In late September last year, Duterte described the series of killings of suspected criminals as unlawful. But he also made it clear he was hardly sorry that they were happening. “I do not have any tears for you if you die, you idiots!” he said, referring to drug pushers. “You all deserved to die.”
Last March, Duterte once again declared war against teenage gangs, which the local police say are responsible for most of the crimes committed in the city. “If they offer resistance,” the mayor told reporters here, “I will not hesitate to kill them. I don’t care about minors.”
Such declarations have upset child-rights advocates, including Councilor Angela Librado. The chair of the City Council’s committee on women and children, Librado notes that while the mayor “hasn’t really violated any law,” his statements “send the wrong signal to the public. The signal is that, it’s okay for these people to die because they are useless anyway.”
If anything, Duterte’s contempt for teenage gangs and his encouragement of extra-judicial methods to deal with them have made children in conflict with the law fair game. Two weekends ago, three minors who had had brushes with the police were killed in separate incidents by unknown assailants.
One of the casualties was Alexander Buenaventura, a 19-year old toughie who was gunned down on Dec. 15. Duterte had singled him out in his TV program in March. “Dodong,” the mayor called out to Buenaventura on the air, “I’m warning you, our paths will cross one day.”
But child-rights advocates say the most daring display of contempt toward “useless” children happened in October last year. As activists prepared to march around the city to condemn yet another rash of killings of juveniles that month, gunmen shot dead two minors right in one of the streets the demonstrators had planned to take in the downtown area. The boys had been suspected snatchers. Said Ariel Balofinos, advocacy officer of the Kabiba Alliance for Children’s Concerns: “We are really angry. It’s as if the killings were staged in time for our rally.”
A few days later, Sr.
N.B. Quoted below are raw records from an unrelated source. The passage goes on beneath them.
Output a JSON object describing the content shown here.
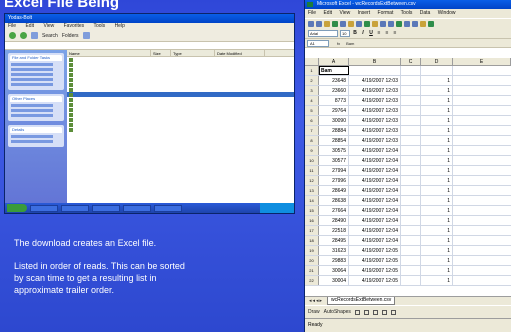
{
  "slide": {
    "title_fragment": "Excel File Being",
    "caption_line1": "The download creates an Excel file.",
    "caption_line2": "Listed in order of reads.  This can be sorted",
    "caption_line3": "by scan time to get a resulting list in",
    "caption_line4": "approximate trailer order."
  },
  "explorer": {
    "window_title": "Yodas-Bolt",
    "menu": [
      "File",
      "Edit",
      "View",
      "Favorites",
      "Tools",
      "Help"
    ],
    "toolbar_search": "Search",
    "toolbar_folders": "Folders",
    "columns": [
      "Name",
      "Size",
      "Type",
      "Date Modified"
    ],
    "task_panels": [
      "File and Folder Tasks",
      "Other Places",
      "Details"
    ]
  },
  "excel": {
    "window_title": "Microsoft Excel - wcRecordsExtBetween.csv",
    "menu": [
      "File",
      "Edit",
      "View",
      "Insert",
      "Format",
      "Tools",
      "Data",
      "Window"
    ],
    "font_name": "Arial",
    "font_size": "10",
    "name_box": "A1",
    "formula_value": "Bam",
    "columns": [
      "A",
      "B",
      "C",
      "D",
      "E"
    ],
    "header_cell": "Bam",
    "rows": [
      {
        "n": "2",
        "a": "23648",
        "b": "4/19/2007 12:03",
        "d": "1"
      },
      {
        "n": "3",
        "a": "23660",
        "b": "4/19/2007 12:03",
        "d": "1"
      },
      {
        "n": "4",
        "a": "8773",
        "b": "4/19/2007 12:03",
        "d": "1"
      },
      {
        "n": "5",
        "a": "29764",
        "b": "4/19/2007 12:03",
        "d": "1"
      },
      {
        "n": "6",
        "a": "30090",
        "b": "4/19/2007 12:03",
        "d": "1"
      },
      {
        "n": "7",
        "a": "28884",
        "b": "4/19/2007 12:03",
        "d": "1"
      },
      {
        "n": "8",
        "a": "28854",
        "b": "4/19/2007 12:03",
        "d": "1"
      },
      {
        "n": "9",
        "a": "30575",
        "b": "4/19/2007 12:04",
        "d": "1"
      },
      {
        "n": "10",
        "a": "30577",
        "b": "4/19/2007 12:04",
        "d": "1"
      },
      {
        "n": "11",
        "a": "27994",
        "b": "4/19/2007 12:04",
        "d": "1"
      },
      {
        "n": "12",
        "a": "27996",
        "b": "4/19/2007 12:04",
        "d": "1"
      },
      {
        "n": "13",
        "a": "28649",
        "b": "4/19/2007 12:04",
        "d": "1"
      },
      {
        "n": "14",
        "a": "28638",
        "b": "4/19/2007 12:04",
        "d": "1"
      },
      {
        "n": "15",
        "a": "27664",
        "b": "4/19/2007 12:04",
        "d": "1"
      },
      {
        "n": "16",
        "a": "28490",
        "b": "4/19/2007 12:04",
        "d": "1"
      },
      {
        "n": "17",
        "a": "22518",
        "b": "4/19/2007 12:04",
        "d": "1"
      },
      {
        "n": "18",
        "a": "28495",
        "b": "4/19/2007 12:04",
        "d": "1"
      },
      {
        "n": "19",
        "a": "31623",
        "b": "4/19/2007 12:05",
        "d": "1"
      },
      {
        "n": "20",
        "a": "29883",
        "b": "4/19/2007 12:05",
        "d": "1"
      },
      {
        "n": "21",
        "a": "30064",
        "b": "4/19/2007 12:05",
        "d": "1"
      },
      {
        "n": "22",
        "a": "30004",
        "b": "4/19/2007 12:05",
        "d": "1"
      }
    ],
    "sheet_tab": "wcRecordsExtBetween.csv",
    "draw_label": "Draw",
    "autoshapes_label": "AutoShapes",
    "status": "Ready"
  }
}
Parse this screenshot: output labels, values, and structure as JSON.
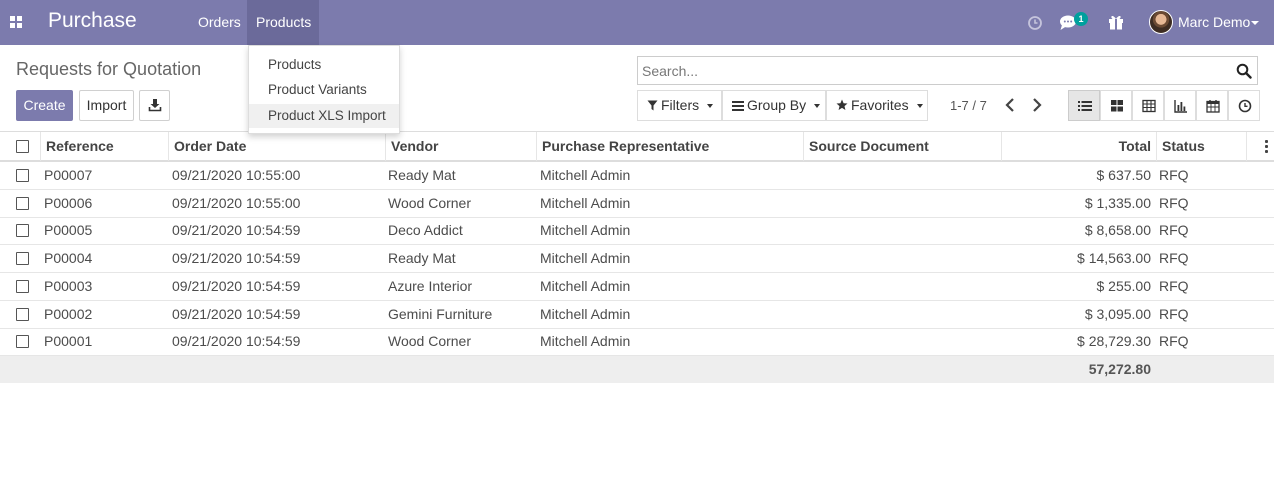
{
  "navbar": {
    "app_name": "Purchase",
    "menu": [
      "Orders",
      "Products"
    ],
    "chat_badge": "1",
    "user_name": "Marc Demo"
  },
  "products_menu": [
    "Products",
    "Product Variants",
    "Product XLS Import"
  ],
  "control_panel": {
    "title": "Requests for Quotation",
    "create_label": "Create",
    "import_label": "Import",
    "search_placeholder": "Search...",
    "filters_label": "Filters",
    "group_by_label": "Group By",
    "favorites_label": "Favorites",
    "pager": "1-7 / 7"
  },
  "table": {
    "columns": [
      "Reference",
      "Order Date",
      "Vendor",
      "Purchase Representative",
      "Source Document",
      "Total",
      "Status"
    ],
    "rows": [
      {
        "reference": "P00007",
        "order_date": "09/21/2020 10:55:00",
        "vendor": "Ready Mat",
        "representative": "Mitchell Admin",
        "source": "",
        "total": "$ 637.50",
        "status": "RFQ"
      },
      {
        "reference": "P00006",
        "order_date": "09/21/2020 10:55:00",
        "vendor": "Wood Corner",
        "representative": "Mitchell Admin",
        "source": "",
        "total": "$ 1,335.00",
        "status": "RFQ"
      },
      {
        "reference": "P00005",
        "order_date": "09/21/2020 10:54:59",
        "vendor": "Deco Addict",
        "representative": "Mitchell Admin",
        "source": "",
        "total": "$ 8,658.00",
        "status": "RFQ"
      },
      {
        "reference": "P00004",
        "order_date": "09/21/2020 10:54:59",
        "vendor": "Ready Mat",
        "representative": "Mitchell Admin",
        "source": "",
        "total": "$ 14,563.00",
        "status": "RFQ"
      },
      {
        "reference": "P00003",
        "order_date": "09/21/2020 10:54:59",
        "vendor": "Azure Interior",
        "representative": "Mitchell Admin",
        "source": "",
        "total": "$ 255.00",
        "status": "RFQ"
      },
      {
        "reference": "P00002",
        "order_date": "09/21/2020 10:54:59",
        "vendor": "Gemini Furniture",
        "representative": "Mitchell Admin",
        "source": "",
        "total": "$ 3,095.00",
        "status": "RFQ"
      },
      {
        "reference": "P00001",
        "order_date": "09/21/2020 10:54:59",
        "vendor": "Wood Corner",
        "representative": "Mitchell Admin",
        "source": "",
        "total": "$ 28,729.30",
        "status": "RFQ"
      }
    ],
    "grand_total": "57,272.80"
  },
  "colors": {
    "brand": "#7c7bad",
    "brand_active": "#6b6a9a",
    "badge": "#00a09d"
  },
  "icons": [
    "apps-icon",
    "activity-clock-icon",
    "chat-icon",
    "gift-icon",
    "download-icon",
    "search-icon",
    "filter-icon",
    "group-by-icon",
    "star-icon",
    "chevron-left-icon",
    "chevron-right-icon",
    "list-view-icon",
    "kanban-view-icon",
    "pivot-view-icon",
    "graph-view-icon",
    "calendar-view-icon",
    "activity-view-icon",
    "column-options-icon"
  ]
}
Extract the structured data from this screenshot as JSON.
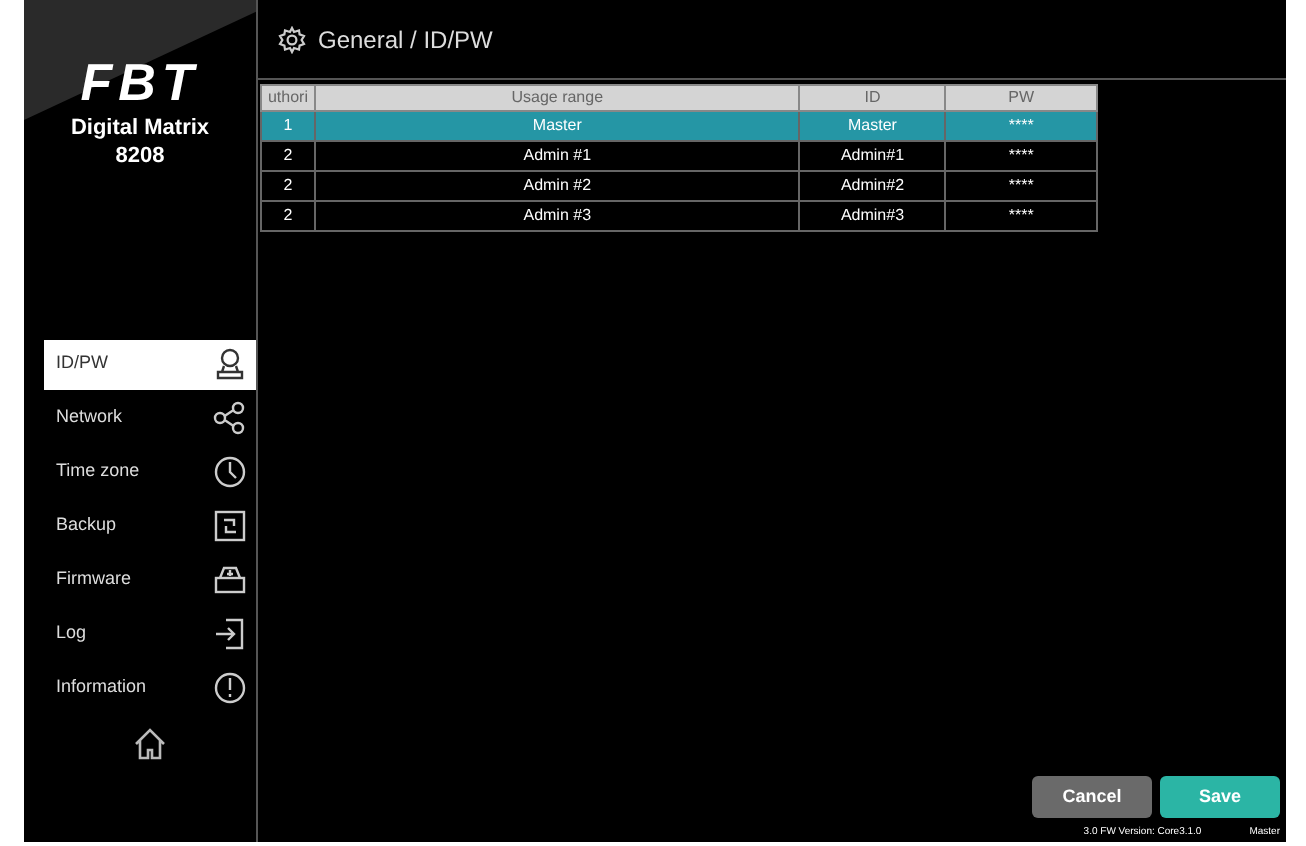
{
  "brand": {
    "logo": "FBT",
    "product": "Digital Matrix",
    "model": "8208"
  },
  "sidebar": {
    "items": [
      {
        "label": "ID/PW",
        "kind": "user",
        "selected": true
      },
      {
        "label": "Network",
        "kind": "network",
        "selected": false
      },
      {
        "label": "Time zone",
        "kind": "clock",
        "selected": false
      },
      {
        "label": "Backup",
        "kind": "backup",
        "selected": false
      },
      {
        "label": "Firmware",
        "kind": "firmware",
        "selected": false
      },
      {
        "label": "Log",
        "kind": "log",
        "selected": false
      },
      {
        "label": "Information",
        "kind": "info",
        "selected": false
      }
    ]
  },
  "breadcrumb": "General / ID/PW",
  "table": {
    "columns": [
      "uthori",
      "Usage range",
      "ID",
      "PW"
    ],
    "rows": [
      {
        "cells": [
          "1",
          "Master",
          "Master",
          "****"
        ],
        "selected": true
      },
      {
        "cells": [
          "2",
          "Admin #1",
          "Admin#1",
          "****"
        ],
        "selected": false
      },
      {
        "cells": [
          "2",
          "Admin #2",
          "Admin#2",
          "****"
        ],
        "selected": false
      },
      {
        "cells": [
          "2",
          "Admin #3",
          "Admin#3",
          "****"
        ],
        "selected": false
      }
    ]
  },
  "buttons": [
    {
      "label": "Cancel",
      "kind": "secondary"
    },
    {
      "label": "Save",
      "kind": "primary"
    }
  ],
  "footer": {
    "version": "3.0 FW Version: Core3.1.0",
    "user": "Master"
  }
}
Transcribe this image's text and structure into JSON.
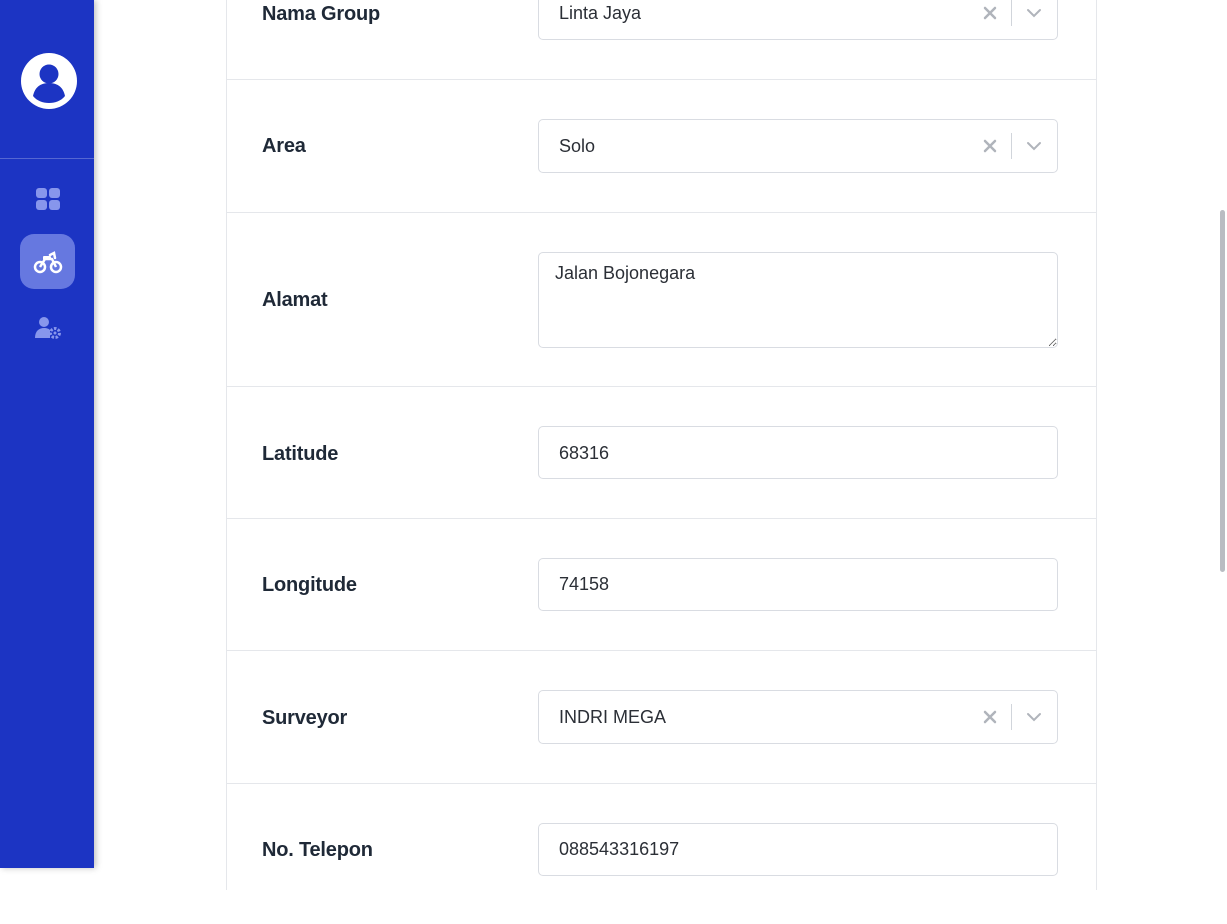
{
  "sidebar": {
    "avatar_icon": "user-circle-icon",
    "items": [
      {
        "id": "dashboard",
        "icon": "dashboard-grid-icon",
        "active": false
      },
      {
        "id": "motor",
        "icon": "motorcycle-icon",
        "active": true
      },
      {
        "id": "user-settings",
        "icon": "user-cog-icon",
        "active": false
      }
    ],
    "colors": {
      "background": "#1c34c3",
      "active": "#6678e0",
      "icon": "#8796ec"
    }
  },
  "form": {
    "nama_group": {
      "label": "Nama Group",
      "value": "Linta Jaya"
    },
    "area": {
      "label": "Area",
      "value": "Solo"
    },
    "alamat": {
      "label": "Alamat",
      "value": "Jalan Bojonegara"
    },
    "latitude": {
      "label": "Latitude",
      "value": "68316"
    },
    "longitude": {
      "label": "Longitude",
      "value": "74158"
    },
    "surveyor": {
      "label": "Surveyor",
      "value": "INDRI MEGA"
    },
    "no_telepon": {
      "label": "No. Telepon",
      "value": "088543316197"
    }
  }
}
Insp. Leonardo Felonia, chief of the San Pedro Police Station, declared that the extra-judicial killings targeting children in conflict with the law were a “practical” way to deal with crime. At least 18 extra-judicial killings have taken place within the jurisdiction of the San Pedro Police Station, which also covers Bankerohan, where most of the city’s teenage gangs come from.
Like Duterte, the police have washed their hands of the killings. But this has not stopped many people from speculating that local authorities are behind all these, even if the media keep on pushing the idea of the existence of a Davao Death Squad or DDS.
“The DDS has no face,” observes Tambayan program officer Pilgrim Guasa. “But when you ask gang members and their families, they can pinpoint who are the ones doing all these killings. Usually, these killers have a connection one way or the other to policemen, ex-policemen, assets, civilian law enforcers. There are those who say some of the killers are former New People’s Army rebels. One thing is certain: the killers are known in the community.”
Why none of these self-styled executioners has been caught is explained by Bernie Mondragon, executive director of the Kabataan Consortium, a group of child-rights NGOs: “Of course no one would want to come out and testify. Who would? This is the usual line by the police: no witness, no case. But I think that, deep inside, the police think the killings are valid and justified, hence the inaction.”
Guasa says child-rights advocates are frustrated by the Davaoeños reaction to the killings. Most of the callers in phone-in surveys conducted by local TV stations invariably say they are for the killings. Alice, an office clerk, echoes the sentiment of many here when she says the targeting of suspected criminals “somehow makes me feel safe. I know that anybody who does something bad to me in the street will someday meet his comeuppance.”
Guasa theorizes that such an attitude could be traced in part to the city’s “history of being used as a laboratory for violence.” By that, she is referring to the 1980s, when vigilante groups were roaming the city, summarily executing suspected communist rebels who in turn were killing policemen. The incidents prompted some people to call the Agdao district, where most of the killings were then occurring, as “Nicaragdao.”
In a way, says Guasa, “the public has been desensitized by the summary executions. Most worrisome of all is that they perceive extra-judicial killings as a practical solution, especially when it is a means to maintain peace and order.”
Councilor Librado, for her part, says her committee had asked the Davao City Police Office to submit a report to on the killings. All they got, she says, was a table containing a summary of the killings, which can be obtained from the police blotter. “No in-depth investigation, no determination of culpability,” says Librado. “There was nothing new in it.”